Hyde maintained he had done nothing wrong and had left the institution in 1984. He was the only implicated official to refuse to contribute to a settlement that ended the lawsuit in 1997.

Throughout his years in Congress, Hyde was a reliable vote for conservative causes. He strongly defended the Reagan White House during the Iran-Contra scandal, after it was disclosed that the administration had sold arms to Iran in hopes of freeing American hostages and then had sent the proceeds to anti-Sandinista rebels in Nicaragua in violation of U.S. law. And he gave an impassioned speech on a constitutional amendment banning flag burning, saying that “what is at work here is something larger than the flag itself; it is a protest against the vulgarization, the trashing of our society.”

Advertisement

But he also was known to vote on principle in ways that deviated from the party line. He supported the Brady Bill requiring a waiting period on gun registration, and a ban on assault weapon possession. He was one of the few Republicans to support the Family and Medical Leave Act that guaranteed 12 weeks of leave for new parents.

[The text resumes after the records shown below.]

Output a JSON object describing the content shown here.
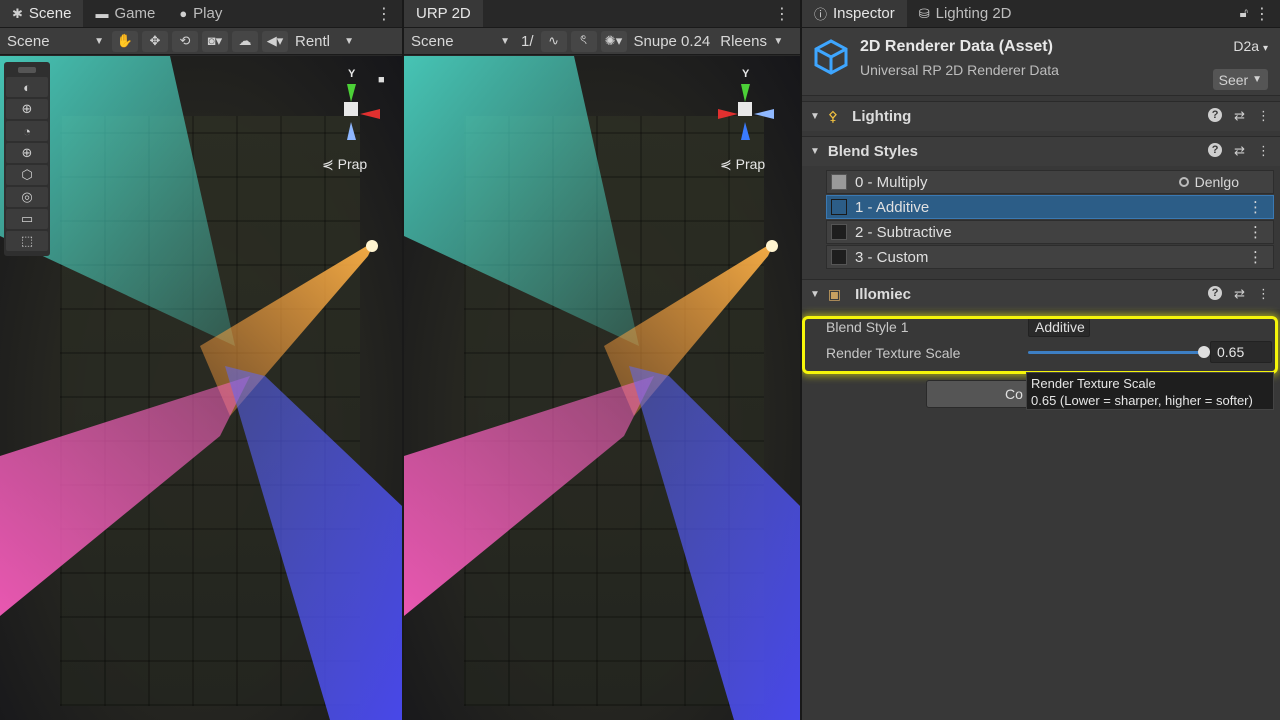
{
  "scene_pane": {
    "tabs": [
      {
        "label": "Scene",
        "icon": "scene-icon"
      },
      {
        "label": "Game",
        "icon": "game-icon"
      },
      {
        "label": "Play",
        "icon": "play-icon"
      }
    ],
    "toolbar": {
      "view_dropdown": "Scene",
      "render_dropdown": "Rentl"
    },
    "gizmo": {
      "y_label": "Y",
      "persp_label": "Prap"
    }
  },
  "urp_pane": {
    "tab_label": "URP 2D",
    "toolbar": {
      "view_dropdown": "Scene",
      "zoom_text": "1/",
      "shape_text": "Snupe 0.24",
      "render_dropdown": "Rleens"
    },
    "gizmo": {
      "y_label": "Y",
      "persp_label": "Prap"
    }
  },
  "inspector": {
    "tabs": [
      {
        "label": "Inspector",
        "icon": "info-icon"
      },
      {
        "label": "Lighting 2D",
        "icon": "cylinder-icon"
      }
    ],
    "asset": {
      "title": "2D Renderer Data (Asset)",
      "subtitle": "Universal RP 2D Renderer Data",
      "right_label": "D2a",
      "select_label": "Seer"
    },
    "sections": {
      "lighting": "Lighting",
      "blend_styles": "Blend Styles",
      "third": "Illomiec"
    },
    "blend_styles": [
      {
        "label": "0 - Multiply",
        "swatch": "#9a9a9a",
        "extra": "Denlgo"
      },
      {
        "label": "1 - Additive",
        "swatch": "#2c5d87",
        "selected": true
      },
      {
        "label": "2 - Subtractive",
        "swatch": "#1e1e1e"
      },
      {
        "label": "3 - Custom",
        "swatch": "#1e1e1e"
      }
    ],
    "properties": {
      "blend_style_label": "Blend Style 1",
      "blend_style_value": "Additive",
      "render_scale_label": "Render Texture Scale",
      "render_scale_value": "0.65",
      "render_scale_fraction": 0.65
    },
    "config_button": "Co",
    "tooltip": {
      "title": "Render Texture Scale",
      "body": "0.65 (Lower = sharper, higher = softer)"
    },
    "colors": {
      "highlight": "#f5f50a",
      "selection": "#2c5d87",
      "accent": "#3d7fc4"
    }
  }
}
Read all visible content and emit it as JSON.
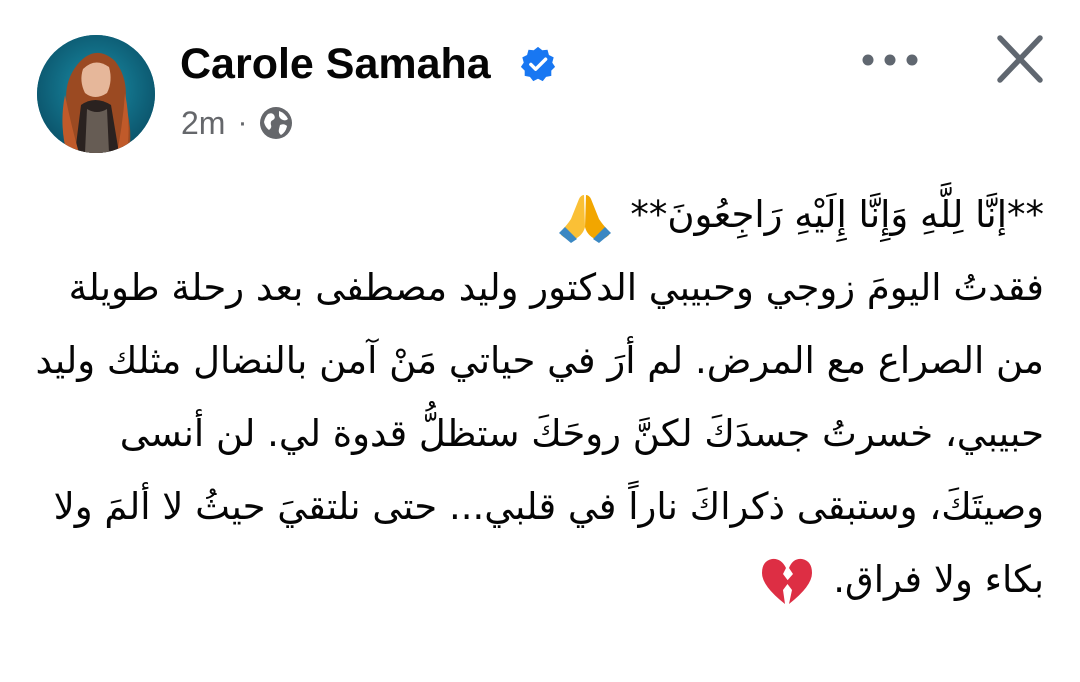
{
  "post": {
    "author": "Carole Samaha",
    "verified": true,
    "timestamp": "2m",
    "separator": "·",
    "audience_icon": "globe-icon",
    "actions": {
      "more_icon": "more-options-icon",
      "close_icon": "close-icon"
    },
    "body": {
      "line1_text": "**إنَّا لِلَّهِ وَإِنَّا إِلَيْهِ رَاجِعُونَ**",
      "line1_emoji": "folded-hands-emoji",
      "paragraph1": "فقدتُ اليومَ زوجي وحبيبي الدكتور وليد مصطفى بعد رحلة طويلة من الصراع مع المرض. لم أرَ في حياتي مَنْ آمن بالنضال مثلك وليد",
      "paragraph2_text": "حبيبي، خسرتُ جسدَكَ لكنَّ روحَكَ ستظلُّ قدوة لي. لن أنسى وصيتَكَ، وستبقى ذكراكَ ناراً في قلبي... حتى نلتقيَ حيثُ لا ألمَ ولا بكاء ولا فراق.",
      "paragraph2_emoji": "broken-heart-emoji"
    }
  },
  "colors": {
    "text_primary": "#050505",
    "text_secondary": "#65676b",
    "verified_badge": "#1877f2",
    "icon_gray": "#606770",
    "heart_red": "#dd2e44",
    "hands_blue": "#3b88c3",
    "hands_skin": "#fac036"
  }
}
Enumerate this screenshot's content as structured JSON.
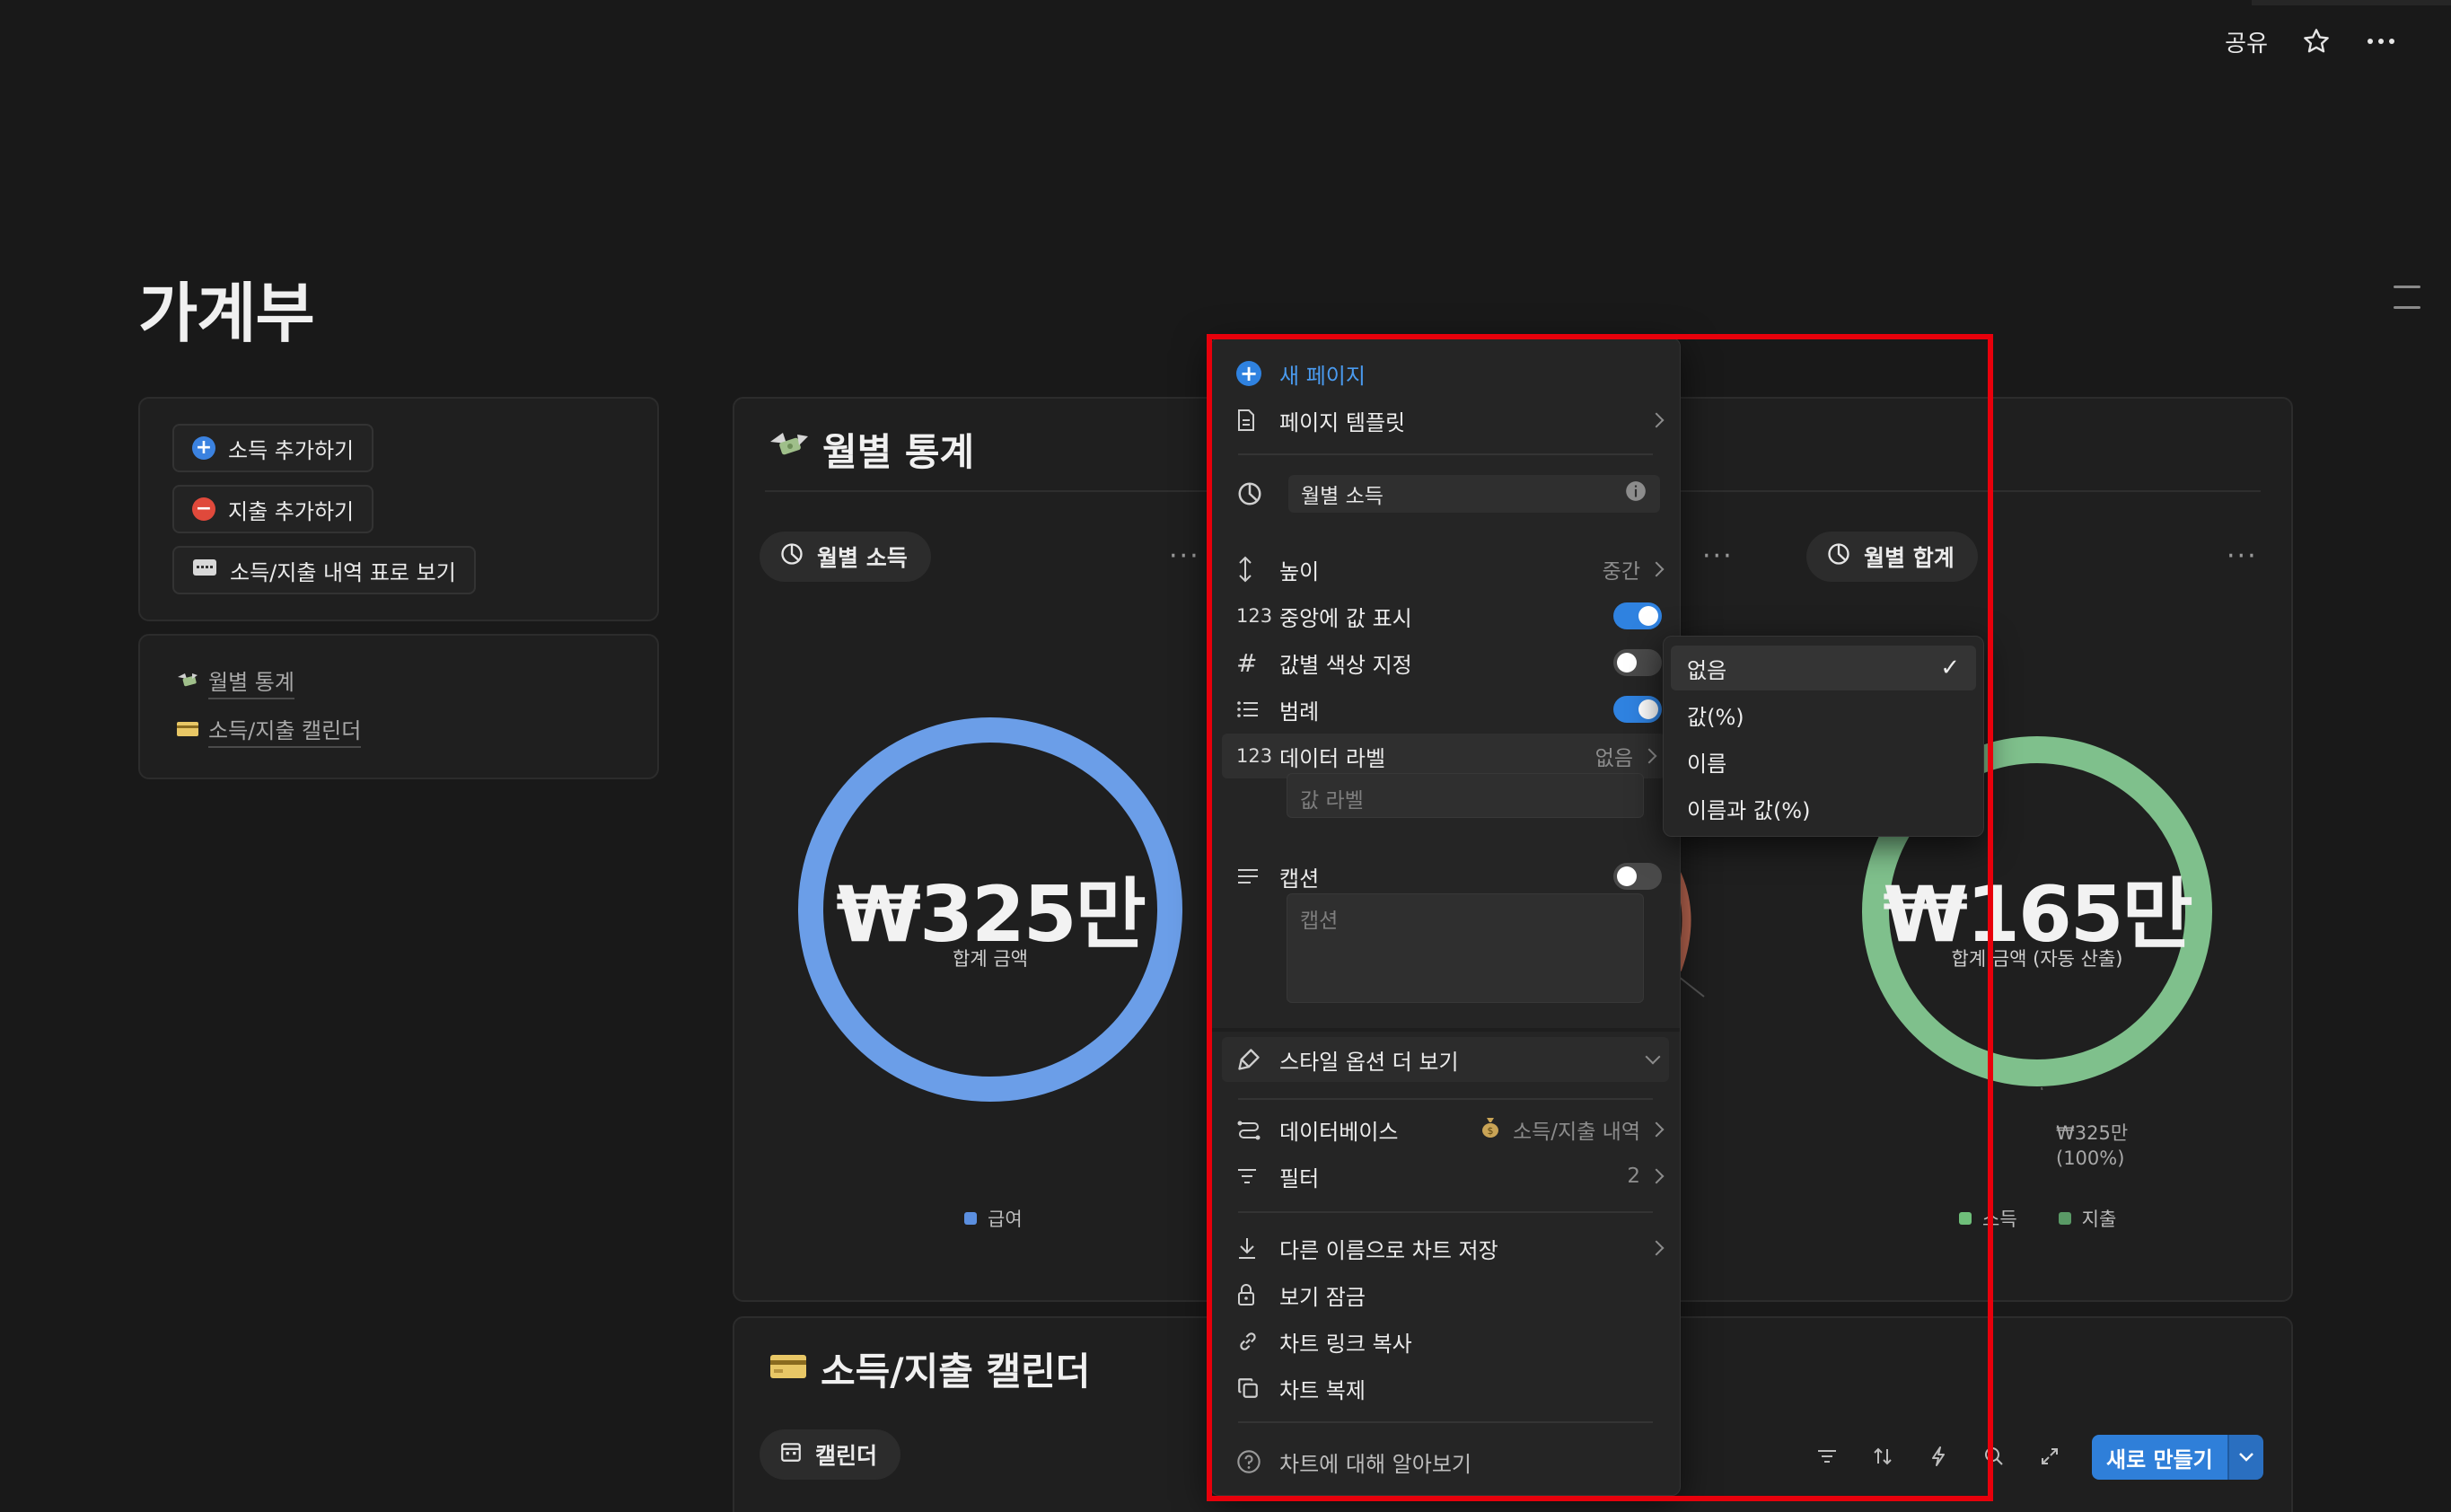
{
  "topbar": {
    "share": "공유",
    "star_icon": "star-icon",
    "more_icon": "more-icon"
  },
  "page": {
    "title": "가계부"
  },
  "quick_actions": [
    {
      "label": "소득 추가하기",
      "icon": "plus-circle-icon",
      "color": "#3b82e0"
    },
    {
      "label": "지출 추가하기",
      "icon": "minus-circle-icon",
      "color": "#e0493b"
    },
    {
      "label": "소득/지출 내역 표로 보기",
      "icon": "card-icon"
    }
  ],
  "page_links": [
    {
      "label": "월별 통계",
      "icon": "money-wings-icon"
    },
    {
      "label": "소득/지출 캘린더",
      "icon": "credit-card-icon"
    }
  ],
  "dashboard": {
    "title": "월별 통계",
    "views": [
      {
        "label": "월별 소득"
      },
      {
        "label": "월별 합계"
      }
    ],
    "charts": [
      {
        "center_value": "₩325만",
        "center_caption": "합계 금액",
        "legend": [
          {
            "name": "급여",
            "color": "#5b8fe0"
          }
        ],
        "ring_color": "#6b9ee8"
      },
      {
        "center_value": "₩165만",
        "center_caption": "합계 금액 (자동 산출)",
        "legend": [
          {
            "name": "소득",
            "color": "#6fbf7a"
          },
          {
            "name": "지출",
            "color": "#5a9a66"
          }
        ],
        "ring_color": "#7fc08c",
        "data_label": "₩325만",
        "data_label_pct": "(100%)"
      }
    ]
  },
  "calendar": {
    "title": "소득/지출 캘린더",
    "view_label": "캘린더",
    "new_button": "새로 만들기"
  },
  "menu": {
    "new_page": "새 페이지",
    "page_template": "페이지 템플릿",
    "chart_name": "월별 소득",
    "height": {
      "label": "높이",
      "value": "중간"
    },
    "center_value": {
      "label": "중앙에 값 표시",
      "on": true
    },
    "color_by_value": {
      "label": "값별 색상 지정",
      "on": false
    },
    "legend": {
      "label": "범례",
      "on": true
    },
    "data_label": {
      "label": "데이터 라벨",
      "value": "없음"
    },
    "value_label_placeholder": "값 라벨",
    "caption": {
      "label": "캡션",
      "on": false,
      "placeholder": "캡션"
    },
    "more_styles": "스타일 옵션 더 보기",
    "database": {
      "label": "데이터베이스",
      "value": "소득/지출 내역"
    },
    "filter": {
      "label": "필터",
      "value": "2"
    },
    "save_as": "다른 이름으로 차트 저장",
    "lock_view": "보기 잠금",
    "copy_link": "차트 링크 복사",
    "duplicate": "차트 복제",
    "learn": "차트에 대해 알아보기"
  },
  "submenu": {
    "options": [
      {
        "label": "없음",
        "selected": true
      },
      {
        "label": "값(%)",
        "selected": false
      },
      {
        "label": "이름",
        "selected": false
      },
      {
        "label": "이름과 값(%)",
        "selected": false
      }
    ]
  },
  "colors": {
    "highlight": "#e8000b",
    "accent": "#2f82e0"
  }
}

He also bucked the majority of his own party in 1994, when Rep. Newt Gingrich (R-Ga.) and the “Contract With America” rallied Republicans to accept term limits on service in Congress as protection against corrupt incumbents.

Hyde, then having served in Congress for two decades, gave a 15-minute speech on the House floor that colleagues called a classic. Asking not to be interrupted by questions or comments, he talked about “the dumbing down of democracy” and reminded his colleagues that “ignorance is salvageable, but stupid is forever.”

Warning that with term limits “the job will become a sabbatical for the well-to-do elite and bored retirees,” Hyde called the idea a “radical distrust of democracy.” He added that with myriad challenges, “America needs leaders. It needs statesmen. It needs giants. And you do not get them out of the phone book.”

Hyde is survived by his second wife, Judy Wolverton, three children and four grandchildren, according to the Associated Press. His oldest son, Henry “Hank” Hyde Jr., died nearly two years ago of liver cancer.